El granuja, sin darle importancia, le respondió:

-Señor, ya os he enseñado cuanto sé de este prodigio. En adelante, vos podréis conseguir oro igual que yo, pero conviene que sepáis una cosa: si os falta algo de lo que os he dicho, no podréis sacar oro.

Dicho esto, se despidió del rey y marchó a su casa.

El rey intentó hacer oro por sí mismo y, como dobló la receta, consiguió el doble de oro por valor de dos doblas; y, a medida que la triplicaba y cuadruplicaba, conseguía más y más oro. Viendo el rey que podría obtener cuanto oro quisiese, ordenó que le trajeran lo necesario para sacar mil doblas de oro. Sus criados encontraron todos los elementos menos el tabardíe. 

Cuando comprobó el rey que, al faltar el tabardíe, no podía hacer oro, mandó llamar al hombre que se lo había enseñado, al que dijo que ya no podía sacar más oro. El pícaro le preguntó si había mezclado todas las cosas que le indicó en su receta, contestando el rey que, aunque las tenía todas, le faltaba el tabardíe.

Respondió el granuja que, si le faltaba aunque fuera uno de los ingredientes, no podría conseguir oro, como ya se lo había advertido desde el principio.

El rey le preguntó si sabía dónde podía encontrar el tabardíe, y el pícaro respondió afirmativamente.
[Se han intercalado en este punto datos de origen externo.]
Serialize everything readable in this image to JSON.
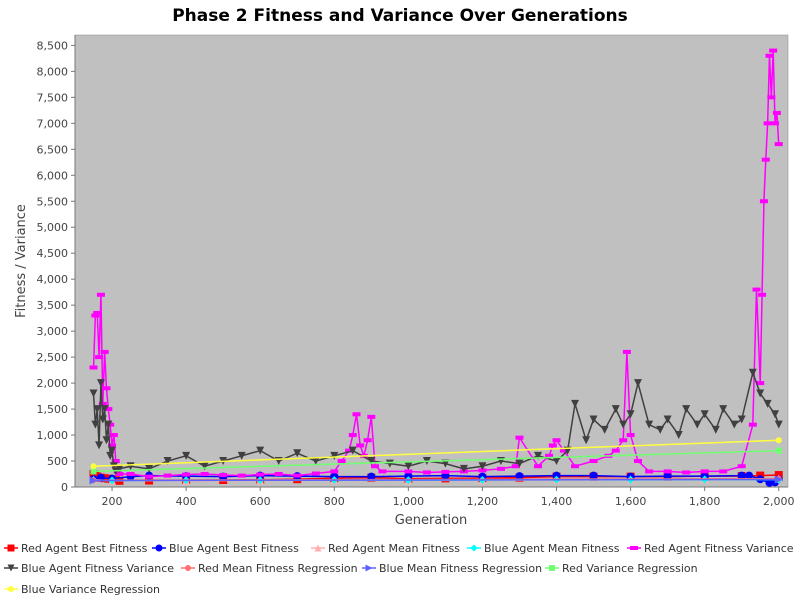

Entonces le mandó el rey que fuera a comprarlo, pues sabía dónde lo vendían, y le trajera una gran cantidad para hacer todo el oro que él quisiese. El burlador le contestó que, aunque otra persona podría cumplir su encargo tan bien o mejor que él, si el rey disponía que se encargase él, así lo haría, pues en su país era muy abundante. Entonces calculó el rey a cuánto podían ascender los gastos del viaje y del tabardíe, resultando una cantidad muy elevada.

Cuando el pícaro cogió tantísimo dinero, se marchó de allí y nunca volvió junto al monarca, que resultó engañado por su falta de prudencia. Al ver que tardaba muchísimo, el rey mandó buscarlo en su casa, para ver si sabían dónde estaba; pero sólo encontraron un arca cerrada, en la que, cuando consiguieron abrirla, vieron un escrito para el rey que decía: «Estad seguro de que el tabardíe es pura invención mía; os he engañado. Cuando yo os decía que podía haceros rico, debierais haberme respondido que primero me hiciera rico yo y luego me creeríais».

Al cabo de unos días, estaban unos hombres riendo y bromeando, para lo cual escribían los nombres de todos sus conocidos en listas separadas: en una los valientes, en otra los ricos, en otra los juiciosos, agrupándolos por sus virtudes y defectos. Al llegar a los nombres de quienes eran tontos, escribieron primero el nombre del rey, que, al enterarse, envió por ellos asegurándoles que no les haría daño alguno. Cuando llegaron junto al rey, este les preguntó por qué lo habían incluido entre los tontos del reino, a lo que contestaron ellos que por haber dado tantas riquezas a un extraño al que no conocía ni era vasallo suyo. Les replicó el rey que estaban equivocados y que, si viniera el pícaro que le había robado, no quedaría él entre los tontos, a lo que respondieron aquellos hombres que el número de tontos sería el mismo, pues borrarían el del rey y pondrían el del burlador.

Vos, señor Conde Lucanor, si no deseáis que os tengan por tonto, no arriesguéis vuestra fortuna por algo cuyo resultado sea incierto, pues, si la perdéis confiando conseguir más bienes, tendréis que arrepentiros durante toda la vida.

Al conde le agradó mucho este consejo, lo siguió y le fue muy bien.
Y viendo don Juan que este cuento era bueno, lo mandó poner en este libro y compuso unos versos que dicen así: 
 
Jamás aventures o arriesgues tu riqueza
por consejo de hombre que vive en la pobreza.